I wrote Net2 and I hang out on the SDL list. I do not hang out here because this place is an infinite time sink.
Bob Pendleton
So I'm almost done an assignment involving Win32 programming and sockets, but I have to generate and analyze some statistics about the transfers. The only part I'm having trouble with is how to figure out the number of packets that were sent to the server from the client.
The data sent can be variable-length, so I can't just divide the total bytes received by a #define'd value.
We have to use asynchronous calls to do everything, so I've been trying to increment a counter with every FD_READ message I get for the server's socket. However, because I have to be able to accept a potentially large file size, I have to call recv/recvfrom with a buffer size around 64k. If I send a small packet (a-z), there are no problems.
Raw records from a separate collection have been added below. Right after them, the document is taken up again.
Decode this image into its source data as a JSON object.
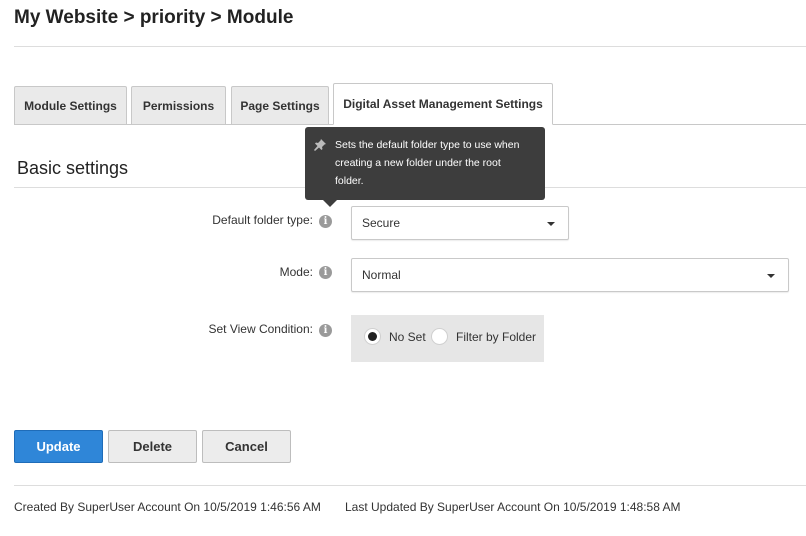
{
  "breadcrumb": "My Website > priority > Module",
  "tabs": [
    {
      "label": "Module Settings"
    },
    {
      "label": "Permissions"
    },
    {
      "label": "Page Settings"
    },
    {
      "label": "Digital Asset Management Settings",
      "active": true
    }
  ],
  "section_title": "Basic settings",
  "tooltip": {
    "line1": "Sets the default folder type to use when",
    "line2": "creating a new folder under the root",
    "line3": "folder.",
    "icon": "pin-icon"
  },
  "fields": {
    "default_folder_type": {
      "label": "Default folder type:",
      "value": "Secure",
      "icon": "info-icon"
    },
    "mode": {
      "label": "Mode:",
      "value": "Normal",
      "icon": "info-icon"
    },
    "view_condition": {
      "label": "Set View Condition:",
      "icon": "info-icon",
      "options": [
        {
          "label": "No Set",
          "selected": true
        },
        {
          "label": "Filter by Folder",
          "selected": false
        }
      ]
    }
  },
  "buttons": {
    "update": "Update",
    "delete": "Delete",
    "cancel": "Cancel"
  },
  "footer": {
    "created": "Created By SuperUser Account On 10/5/2019 1:46:56 AM",
    "updated": "Last Updated By SuperUser Account On 10/5/2019 1:48:58 AM"
  },
  "colors": {
    "primary": "#2f86d8",
    "tooltip_bg": "#3d3d3d",
    "radio_group_bg": "#e6e6e6"
  }
}
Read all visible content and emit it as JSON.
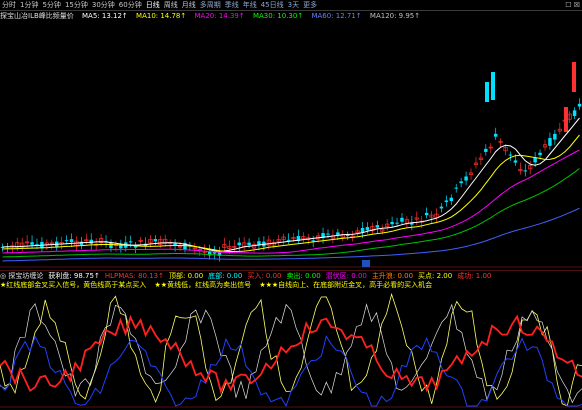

But if I send a string of 1024 characters 10x, the server reports 2 or 3 packets received, but 0% data loss in terms of bytes sent/received.
Any idea how to get the number of packets?
Thanks in advance :)
This really boils down to what you mean by 'packet.'
As you are probably aware, when a TCP/UDP message is sent on the wire, the data being sent is 'wrapped,' or prepended, with a corresponding TCP/UDP header. This is then 'wrapped' in an IP header, which is in turn 'wrapped' in an Ethernet frame. You can see this breakout if you use a sniffing package like Wireshark.
The point is this. When I hear the term 'packet,' I think of data at the IP level. IP data is truly packetized on the wire, so packet counts make sense when talking about IP. However, if you're using regular sockets to send and receive your data, the IP headers, as well as the TCP/UDP headers, are stripped off, i.e., you don't get this information from the socket. And without that information, it is impossible to determine the number of 'packets' (again, I'm thinking IP) that were transmitted.
You could do what others are suggesting by adding your own header with a length and a counter. This information will help you accurately size your receive buffers, but it won't help you determine the number of packets (again, IP...), especially if you're doing TCP.
If you want to accurately determine the number of packets using Winsock sockets, I would suggest creating a 'raw' socket as suggested here. This socket will collect all IP traffic seen by your local NIC. Use the IP and TCP/UDP headers to filter the data based on your client and server sockets, i.e., IP addresses and port numbers. This will give an accurate picture of how many IP packets were actually used to transmit your data.
Not a direct answer to your question but rather a suggestion for a different solution.
What if you send a length-descriptor in front of the data you want to transfer? That way you can already allocate the correct buffer size (not too much, not too little) on the client and also check if there were any losses when the transfer is over.
With TCP you should have no problem at all because the protocol itself handles the error-free transmission or otherwise you should get a meaningful error.
Maybe with UDP you could also split up your transfer into fixed-size chunks with a propper sequence-id. You'd have to accumulate all incoming packages before you sort them (UDP makes no guarantee on the receive-order) and paste the data together.
On the other hand you should think about it if it is really necessary to support UDP as there is quite some manual overhead if you want to get that protocol error-safe... (see the Wikipedia Article on TCP for a list of the problems to get around)
Do your packets have a fixed header, or are you allowed to define your own. If you can define your own, include a packet counter in the header, along with the length. You'll have to keep a running total that accounts for rollover in your counter, but this will ensure you're counting packets sent, rather than packets received. For an simple assignment, you probably won't be encountering loss (with UDP, obviously) but if you were, a packet counter would make sure your statistics reflected the sent message accurately.